Она умолкла, а слово «сам» все еще слышалось в комнате. Получив одобрение в высшей инстанции, Патрис весело посмотрел на Элизабет. Все встали из-за стола.

– Подайте нам кофе в сад, – сказала Мази, обращаясь к Евлалии.

И она направилась к двери королевской походкой, выпрямив спину и гордо выпятив бюст. Паркет поскрипывал под тяжестью ее веса.

Столовая выходила в большой, тенистый, но плохо ухоженный сад. От улицы он был отгорожен каменной стеной. Главная аллея, посыпанная мелким гравием, шла от ворот между двух лужаек, на одной из них росли густые заросли бегонии, на другой размещался круглый высохший бассейн. Далее шла площадка для крокета, вся заросшая сорняками. На детских качелях Патриса все еще была подвешена дощечка, раскачиваемая иногда только ветром. Стол стоял под дубом. Мази и мадам Монастье уселись в широкие плетеные кресла, Патрис – в шезлонг, а Элизабет, которой хотелось немного позагорать, вытащила из тенистых кустов кресло-качалку, села в него поудобнее и повернула лицо к солнцу. Раскачиваясь в кресле, она рассматривала из-под полуопущенных век большой трехэтажный дом из серого камня с широкими переплетами на окнах, с крыльцом, на которое вели три ступеньки, с черепичной крышей, на которой виднелись овальные окошечки, напоминающие птичьи гнезда. На нижнем этаже комнаты для приема еще сохраняли признаки жизни, но выше почти половина комнат служила кладовыми. Молодая Евлалия принесла кофе, у которого, как всегда, был резковатый привкус железа. Мази и мадам Монастье выпили его мелкими глотками с видом гурманок и таким достоинством, какое не поддавалось никакой критике. Мази даже позволила себе дополнительное удовольствие: обмакнув в это пойло кусочек сахара, держа его кончиками пальцев, она поднесла его ко рту. Смоченный сахар захрустел. Может, и зубы у нее были вставными?

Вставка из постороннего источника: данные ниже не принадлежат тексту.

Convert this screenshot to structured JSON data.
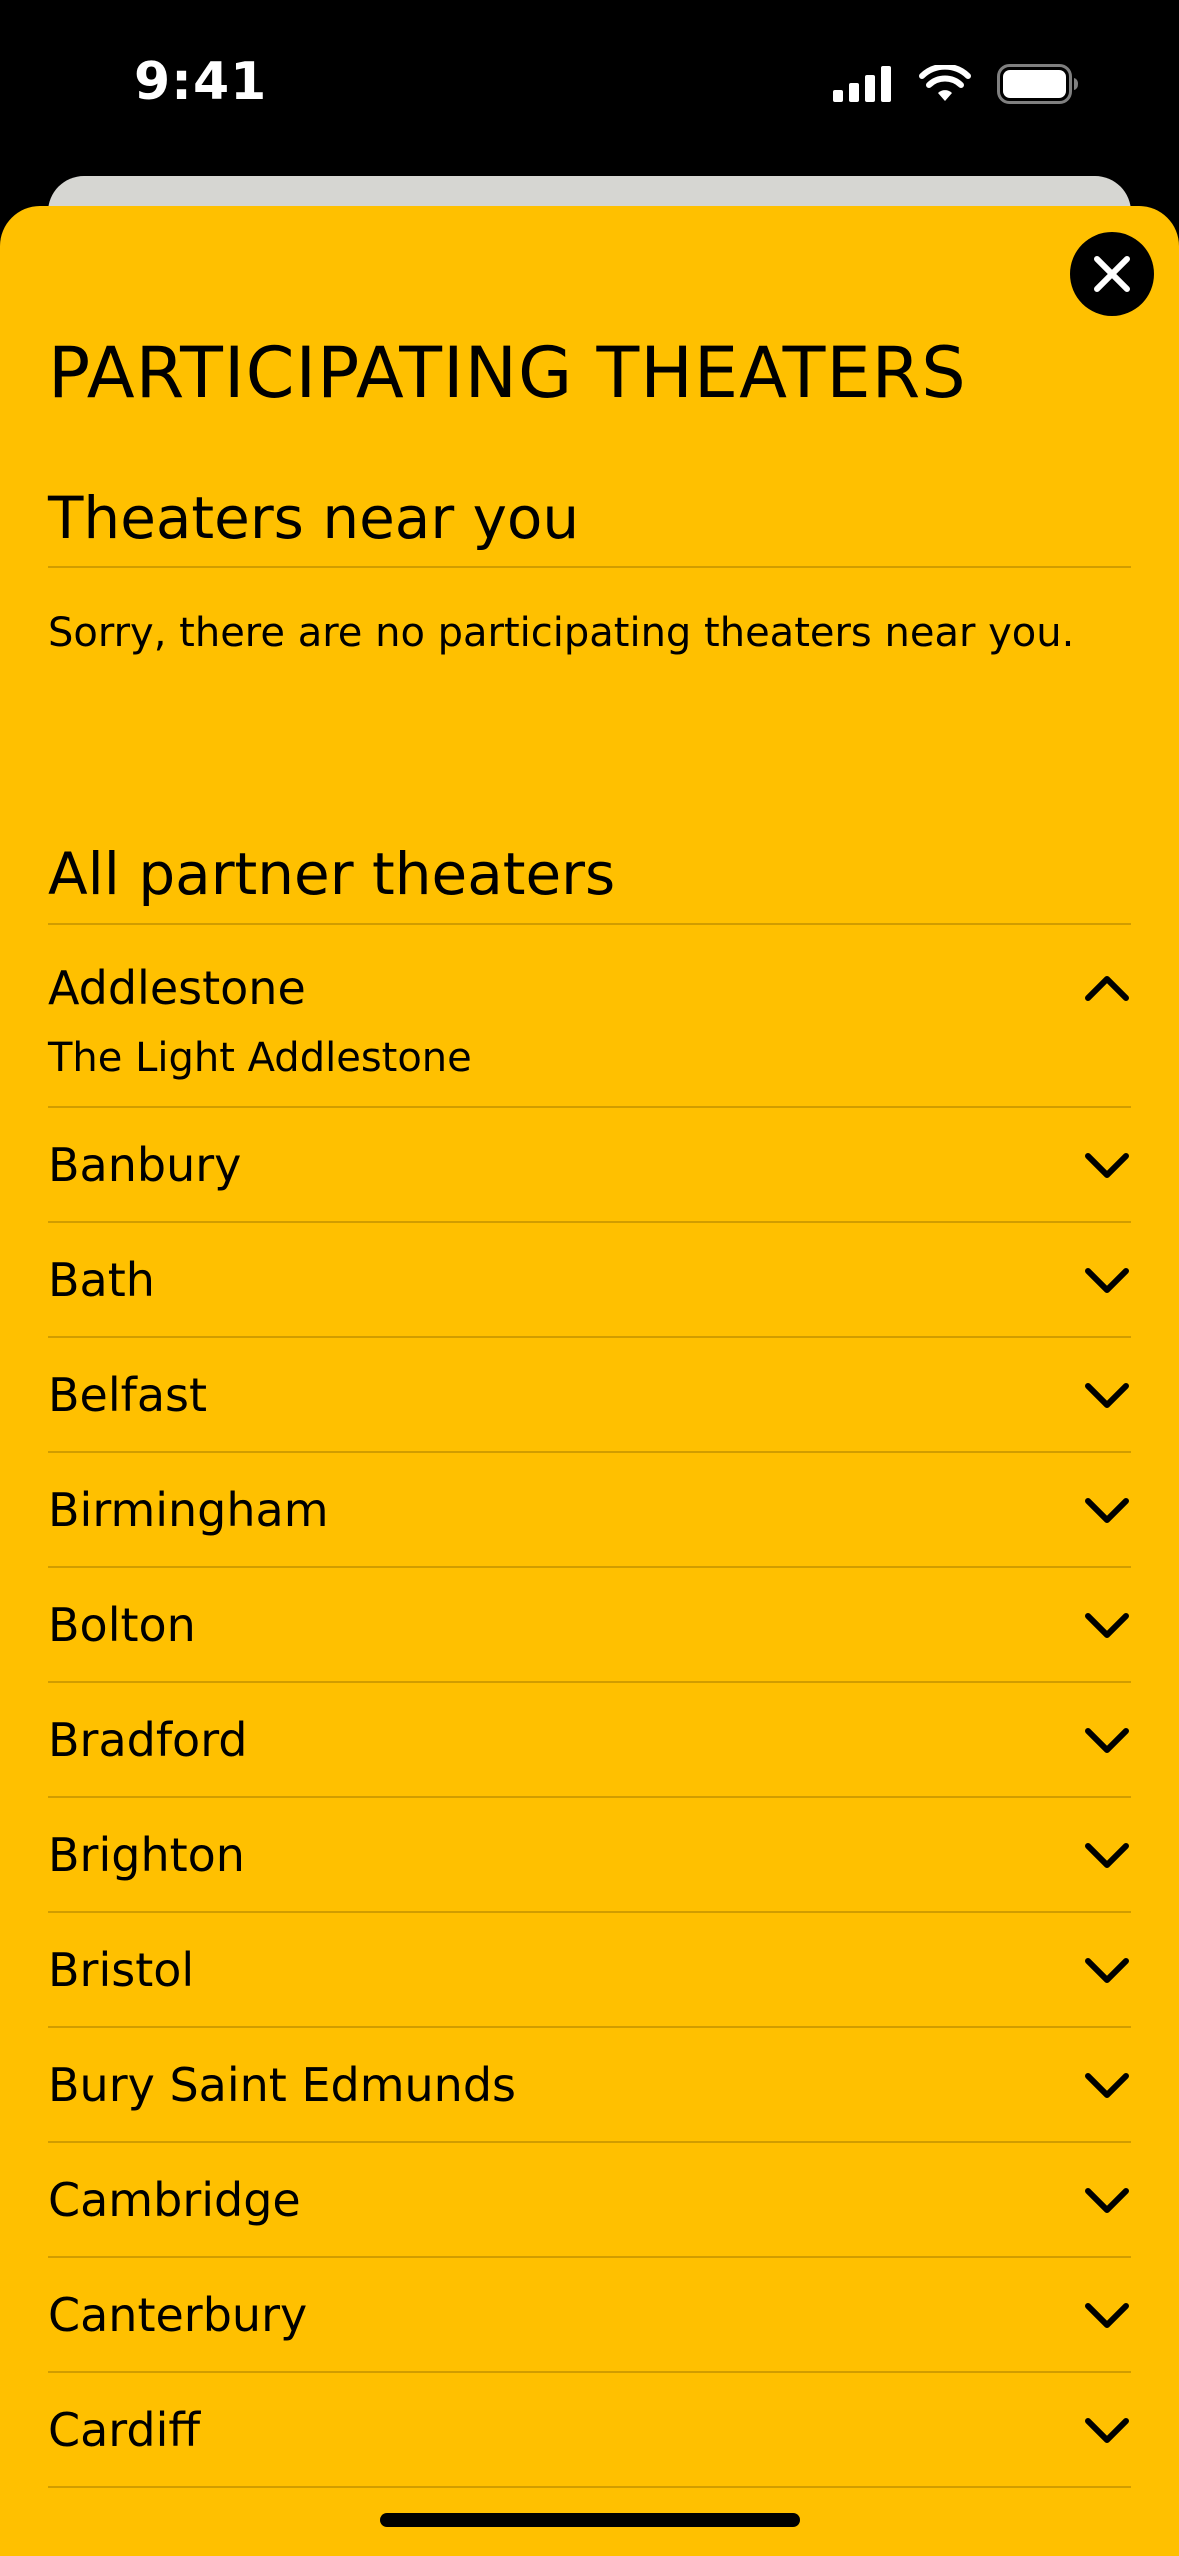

– Вам не следует так долго находиться на солнце, Элизабет, – сказала она, поставив чашку. – Вы только испортите себе цвет лица и заработаете мигрень.

– Я привыкла, Мази, – ответила Элизабет. – Вы знаете, в Межеве солнце жарит посильнее, чем здесь.

Каждый раз, когда Элизабет употребляла какое-нибудь слово из спортивного лексикона, брови старой дамы ползли вверх по лбу.

– Если оно «жарит» в Межеве, то мне больше нечего сказать, – тихо ответила она с иронией в голосе. – Но в наше время это бы закончилось в таком случае тем, что мы сами бы «изжарились».

Довольная своим каламбуром, она склонилась к мадам Монастье, автоматически тихо засмеявшейся, покачивая головой. Казалось, она хотела сказать: «Эта Мази неисправима!»

Потянувшись, Патрис зевнул. Мадам Монастье вынула рукоделие из большой серой полотняной сумки.

– Мне надо бы продолжить, – сказал она.

Она вышивала по канве, и с каждым стежком на ткани все более ясно вырисовывался контур розы. Мази обмахивала веером из бумажных кружев свой напудренный подбородок. Наступило молчание. Легкий ветерок шевелил листьями деревьев. Над пустыми чашками летали мухи. Время тянулось, как густой сироп. Элизабет развернула свое кресло-качалку вслед за солнцем. По улице проскакали лошади. Затем стих и цокот их копыт. Видимо, наездники, выехавшие из манежа, отправились на прогулку по лесу. Мази рассказала, что в молодости у отца Патриса была собственная лошадь. Потом конюшню перестроили под гараж. Там и до сих пор стоял «форд» со спущенными колесами и грязными стеклами. На нем так давно не ездили, что он пропах уже не бензином, а заплесневелым брезентом, как старый фиакр. Из всех членов семьи только Патрису удалось получить водительские права. Совершив этот подвиг, он ни разу не сел за руль. Занятия такого рода не интересовали его. Он не любил машин, скорости, риска и часто поговаривал, что теперь уже не сможет отличить тормозную педаль от педали сцепления из-за того, что не имеет практики вождения. Элизабет сожалела об этом: она с удовольствием прокатилась бы с Патрисом за город на машине. А почему бы и нет?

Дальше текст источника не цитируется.